¡Lo doy todo!

Bueno…¡un momento! Esto de darlo todo es muy serio. Yo quiero seguir a Jesús, y la palabra radicalidad está a menudo en mis planteamientos. Quiero ser generoso. En algún momento he considerado que esto de ser religioso podría ir conmigo”.

Este podría ser un razonamiento-tipo de muchos jóvenes que, delante de la llamada que el Señor hace en su vida, no se permiten dar el paso final porque... ¡hay tanto que perder! Se asume que la vida de oración compromete, que si te tomas en serio la relación con Jesús, hasta se le podría ocurrir la “brillante” idea de llamarte a opciones de vida que te harían ser considerado loco a los ojos de los demás.

No puedo...

Es entonces cuando salen a escena los miedos: ¿cómo sé yo que viene de Dios? U otro clásico que desactiva de cuajo nuestra capacidad de generosidad: “no me veo con fuerzas…yo no puedo”. Y es verdad: por ti sólo no puedes. Pero es que basándote en tus fuerzas tampoco podrás ser un buen padre de familia, sacerdote, catequista, jesuita...

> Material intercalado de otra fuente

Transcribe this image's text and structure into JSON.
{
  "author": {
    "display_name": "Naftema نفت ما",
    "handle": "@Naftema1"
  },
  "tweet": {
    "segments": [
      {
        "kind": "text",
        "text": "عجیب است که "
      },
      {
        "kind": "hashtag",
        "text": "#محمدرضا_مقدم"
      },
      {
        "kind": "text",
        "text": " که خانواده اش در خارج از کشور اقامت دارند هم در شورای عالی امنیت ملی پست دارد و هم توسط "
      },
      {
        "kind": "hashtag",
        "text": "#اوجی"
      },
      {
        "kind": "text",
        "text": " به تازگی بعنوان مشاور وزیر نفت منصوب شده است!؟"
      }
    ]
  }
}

Pasar del yo quiero al yo me siento llamado. Superar el miedo a los límites de tus propias fuerzas para hacer una auténtica ofrenda de ti mismo y decirle a Dios: “Señor, contigo no me puedo perder”. Así es: de los límites de tu propia capacidad pasamos a la fuerza de la apuesta por amor que Dios hace en ti. ¿La aceptas?